Un nuovo e inedito pezzo del puzzle va ad aggiungersi alla storia riguardante la morte di Stefano Cucchi, il geometra romano deceduto il 22 ottobre del 2009 durante la custodia cautelare dopo essere stato arrestato per droga. È stato ascoltato in aula ieri, 31 maggio, Gabriele Aristodemo, il carabiniere in servizio all’epoca dei fatti alla stazione Appia. Il testimone era presente al momento dell’arresto del Cucchi, insieme al carabiniere Francesco Tedesco, imputato con l’accusa di omicidio preterintenzionale.
Oggetto di dibattito in Tribunale è stato il verbale della perquisizione domiciliare, effettuata a casa dei genitori di Stefano Cucchi, subito dopo l’arresto del geometra. Nella copia acquisita nel 2009 non vi è la firma del giovane ma sullo stesso documento, acquisito agli atti dalla magistratura, risulta esserci una dicitura non presente nella precedente: “si rifiuta” (riferito all’arrestato Cucchi). Non è la sola anomalia. Sullo stesso verbale di arresto manca la firma del geometra. In aula Aristodemo ha cercato di spiegare ai giudici tali “incongruenze” affermando: “È normale perché è un atto nostro”. Lo stesso testimone però nel luglio del 2015, durante in processo, in aula disse che il Stefano Cucchi si rifiutò di firmarlo. Incalzato dal pm Giovanni Musarò il teste ha dichiarato di essersi confuso sostenendo per veritiera soltanto la versione fornita ieri, 31 maggio, in aula.

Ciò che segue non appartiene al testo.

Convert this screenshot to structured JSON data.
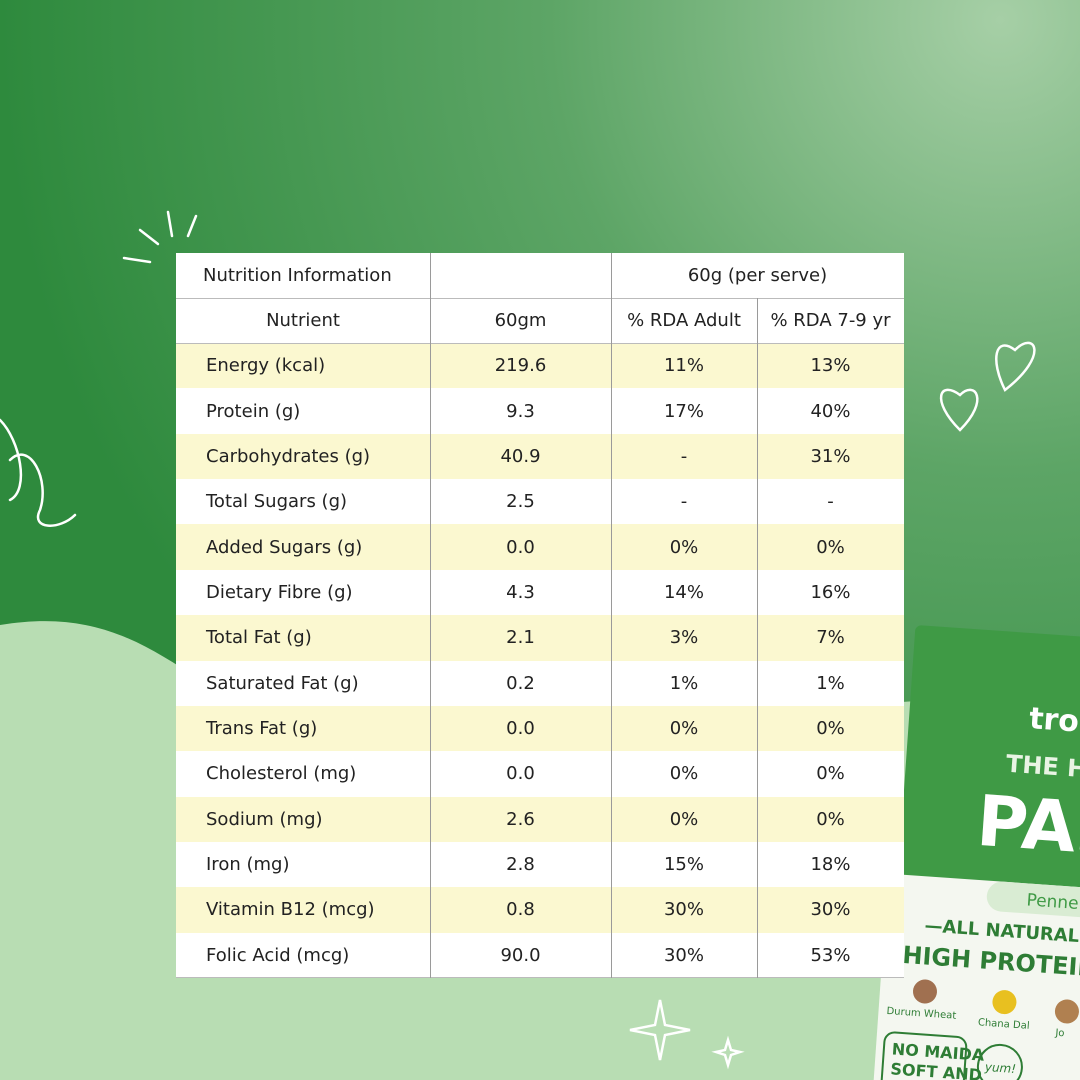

Incongruenze che fanno riflette. In Tribunale è inoltre emerso che i militari erano molto preoccupati tanto da cercare di accordarsi su una versione univoca da fornire agli inquirenti, ma per fare ciò avevano paura però di essere intercettati. A dare adito a quest’ansia di accordarsi vi è una telefonata intercettata nel 2015 in cui uno degli imputati, il militare Raffaele D’Alessandro, al telefono con Aristodemo dice di essersi ricordato che il giovane Cucchi durante la perquisizione in casa si era agitato a tal punto da dare delle testate al muro e che per calmarlo dovettero ammanettarlo. Versione completamente smentita ieri in aula dal teste. Il quale ha dichiarato che durante la perquisizione nell’abitazione Stefano Cucchi era calmo. Inoltre Aristodemo ha cambiato versione in merito alla condizione fisica di Stefano Cucchi. Come riporta Il Messaggero, il teste interrogato nel luglio 2015 rivelò che Cucchi, quando lo portarono in caserma, non presentava segni sul corpo, mentre in aula ieri, 31 maggio, ha sostenuto che era rosso sotto agli occhi.